Interference with the innate apoptotic activity is a hallmark of neoplastic transformation and tumor formation. Modulation of the apoptotic cascade has been proposed as a new approach for the treatment of cancer. Phenoxodiol [47] and XIAP inhibitor [48] are currently tested in clinical trials as chemosensitizer for chemoresistant tumors [49]. recently reported the result of the phase II study of docetaxel and prednisone with or without OGX-011 in patients with metastatic castration-resistant prostate cancer. They have shown that combination of OGX-011 with docetaxel significantly improved survival [49]. We do hope to test the efficacy of OGX-011 as a chemosensitizer to standard cytotoxic drugs for the patients with recurrent (resistant tumor) and refractory ovarian cancer.

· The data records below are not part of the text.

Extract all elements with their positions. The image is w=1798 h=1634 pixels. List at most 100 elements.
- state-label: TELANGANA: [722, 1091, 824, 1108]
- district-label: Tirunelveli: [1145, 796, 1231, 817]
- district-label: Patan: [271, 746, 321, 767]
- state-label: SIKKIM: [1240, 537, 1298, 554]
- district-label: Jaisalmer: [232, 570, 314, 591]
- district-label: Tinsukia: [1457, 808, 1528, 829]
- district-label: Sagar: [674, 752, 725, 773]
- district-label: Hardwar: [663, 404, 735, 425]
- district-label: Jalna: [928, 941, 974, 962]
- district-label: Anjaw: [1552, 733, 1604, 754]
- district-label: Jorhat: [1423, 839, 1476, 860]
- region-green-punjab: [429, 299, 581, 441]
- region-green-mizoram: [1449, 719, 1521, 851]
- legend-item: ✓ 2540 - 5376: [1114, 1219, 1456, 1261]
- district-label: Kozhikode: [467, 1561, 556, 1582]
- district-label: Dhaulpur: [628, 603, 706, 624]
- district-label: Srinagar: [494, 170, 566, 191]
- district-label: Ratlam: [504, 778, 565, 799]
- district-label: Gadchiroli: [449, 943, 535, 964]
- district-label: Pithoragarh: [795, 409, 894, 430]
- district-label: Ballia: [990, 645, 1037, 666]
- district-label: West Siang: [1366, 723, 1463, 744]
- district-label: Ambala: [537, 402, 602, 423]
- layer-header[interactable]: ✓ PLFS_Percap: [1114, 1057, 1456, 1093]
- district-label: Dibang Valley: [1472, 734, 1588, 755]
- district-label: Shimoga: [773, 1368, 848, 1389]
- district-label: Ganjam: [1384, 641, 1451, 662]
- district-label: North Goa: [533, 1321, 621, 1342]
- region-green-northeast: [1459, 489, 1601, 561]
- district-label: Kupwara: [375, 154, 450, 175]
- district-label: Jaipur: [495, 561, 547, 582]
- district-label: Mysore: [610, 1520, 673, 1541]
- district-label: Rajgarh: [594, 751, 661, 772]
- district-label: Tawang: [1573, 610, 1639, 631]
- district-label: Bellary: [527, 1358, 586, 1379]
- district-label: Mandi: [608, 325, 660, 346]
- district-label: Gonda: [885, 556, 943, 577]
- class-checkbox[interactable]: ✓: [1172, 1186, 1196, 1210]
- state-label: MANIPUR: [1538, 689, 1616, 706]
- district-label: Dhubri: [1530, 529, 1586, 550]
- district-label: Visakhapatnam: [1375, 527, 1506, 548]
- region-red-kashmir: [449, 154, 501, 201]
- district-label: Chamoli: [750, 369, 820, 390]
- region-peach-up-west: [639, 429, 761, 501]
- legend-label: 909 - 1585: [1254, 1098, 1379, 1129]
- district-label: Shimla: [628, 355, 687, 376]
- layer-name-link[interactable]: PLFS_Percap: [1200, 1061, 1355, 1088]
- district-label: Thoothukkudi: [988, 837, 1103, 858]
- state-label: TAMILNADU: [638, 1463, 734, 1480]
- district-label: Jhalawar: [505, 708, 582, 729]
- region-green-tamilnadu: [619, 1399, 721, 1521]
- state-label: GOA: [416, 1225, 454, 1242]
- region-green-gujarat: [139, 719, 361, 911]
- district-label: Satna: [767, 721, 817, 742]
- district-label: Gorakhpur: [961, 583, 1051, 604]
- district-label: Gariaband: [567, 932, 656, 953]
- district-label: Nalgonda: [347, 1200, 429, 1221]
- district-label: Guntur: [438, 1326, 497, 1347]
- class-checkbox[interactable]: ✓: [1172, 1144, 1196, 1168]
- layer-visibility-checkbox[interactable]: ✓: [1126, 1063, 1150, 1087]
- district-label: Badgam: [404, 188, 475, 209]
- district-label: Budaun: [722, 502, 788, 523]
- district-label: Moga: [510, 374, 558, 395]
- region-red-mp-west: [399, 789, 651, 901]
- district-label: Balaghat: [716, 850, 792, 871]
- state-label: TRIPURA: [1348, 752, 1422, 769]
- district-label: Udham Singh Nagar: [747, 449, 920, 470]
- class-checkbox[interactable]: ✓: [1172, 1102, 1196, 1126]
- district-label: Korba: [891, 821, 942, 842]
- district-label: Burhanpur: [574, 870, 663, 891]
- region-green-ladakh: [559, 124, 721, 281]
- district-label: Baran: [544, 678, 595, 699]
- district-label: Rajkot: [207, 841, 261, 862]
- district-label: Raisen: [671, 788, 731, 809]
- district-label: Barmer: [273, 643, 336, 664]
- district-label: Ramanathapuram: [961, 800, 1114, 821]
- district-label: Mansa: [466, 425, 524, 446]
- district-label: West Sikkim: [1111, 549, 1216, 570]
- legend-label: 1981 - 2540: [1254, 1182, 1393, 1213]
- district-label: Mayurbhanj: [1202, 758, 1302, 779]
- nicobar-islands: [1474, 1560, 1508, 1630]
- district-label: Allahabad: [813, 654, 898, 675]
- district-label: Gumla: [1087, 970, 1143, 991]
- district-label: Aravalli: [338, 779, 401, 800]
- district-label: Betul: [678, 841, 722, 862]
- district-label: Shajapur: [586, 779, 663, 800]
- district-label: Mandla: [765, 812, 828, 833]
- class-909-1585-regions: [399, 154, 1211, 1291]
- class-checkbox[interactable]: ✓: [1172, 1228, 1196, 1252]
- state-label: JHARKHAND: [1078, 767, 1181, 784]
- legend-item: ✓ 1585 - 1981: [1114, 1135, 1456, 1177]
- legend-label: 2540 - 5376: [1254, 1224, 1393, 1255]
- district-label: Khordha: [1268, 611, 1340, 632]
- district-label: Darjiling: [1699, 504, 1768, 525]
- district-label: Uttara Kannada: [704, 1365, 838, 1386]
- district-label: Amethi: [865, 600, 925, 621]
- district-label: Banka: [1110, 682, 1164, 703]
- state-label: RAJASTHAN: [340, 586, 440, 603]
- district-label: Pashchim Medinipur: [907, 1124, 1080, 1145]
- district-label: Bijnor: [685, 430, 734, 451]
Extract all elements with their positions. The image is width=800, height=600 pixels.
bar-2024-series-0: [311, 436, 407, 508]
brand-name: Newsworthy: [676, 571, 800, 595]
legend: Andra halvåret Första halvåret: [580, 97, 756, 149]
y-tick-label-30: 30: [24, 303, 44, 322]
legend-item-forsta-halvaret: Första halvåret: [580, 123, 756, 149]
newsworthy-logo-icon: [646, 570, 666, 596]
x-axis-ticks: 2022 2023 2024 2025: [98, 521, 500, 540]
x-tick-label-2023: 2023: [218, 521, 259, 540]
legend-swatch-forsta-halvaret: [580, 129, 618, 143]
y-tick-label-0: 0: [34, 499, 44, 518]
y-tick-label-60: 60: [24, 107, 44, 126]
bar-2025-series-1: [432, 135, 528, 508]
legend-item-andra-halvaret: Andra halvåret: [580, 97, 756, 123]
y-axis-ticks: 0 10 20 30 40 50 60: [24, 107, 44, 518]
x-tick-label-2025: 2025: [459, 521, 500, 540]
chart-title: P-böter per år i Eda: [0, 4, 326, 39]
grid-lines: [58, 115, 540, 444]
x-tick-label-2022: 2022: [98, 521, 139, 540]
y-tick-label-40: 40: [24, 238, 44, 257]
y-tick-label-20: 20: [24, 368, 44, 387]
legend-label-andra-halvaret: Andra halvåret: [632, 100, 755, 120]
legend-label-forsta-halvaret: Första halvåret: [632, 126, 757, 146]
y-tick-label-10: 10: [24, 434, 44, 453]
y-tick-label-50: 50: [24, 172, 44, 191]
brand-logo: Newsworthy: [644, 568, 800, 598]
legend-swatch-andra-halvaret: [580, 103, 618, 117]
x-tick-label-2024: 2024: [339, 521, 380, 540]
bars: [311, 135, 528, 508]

In summary, present study demonstrated that alterations of s-CLU biogenesis are induced during development of TX-resistance. These changes include overexpression inside cells and subsequent secretion into media positively correlates to chemo-resistant phenotype. Immunohistochemical detection of overexpression of CLU in early-stage (stage I/II) ovarian cancer tissues was significantly related to poor survival, while none of other clinicopathological factors analyzed were related to survival. We conclude that CLU could be a potential molecular marker to predict chemoresistance in patients with ovarian cancer. Thus, CLU gene seems to be a key element regulating chemo-response/chemo-resistance to TX. This gene product might be a potential therapeutic target to overcome the resistance to TX and improve the subsequent survival in ovarian cancer patients.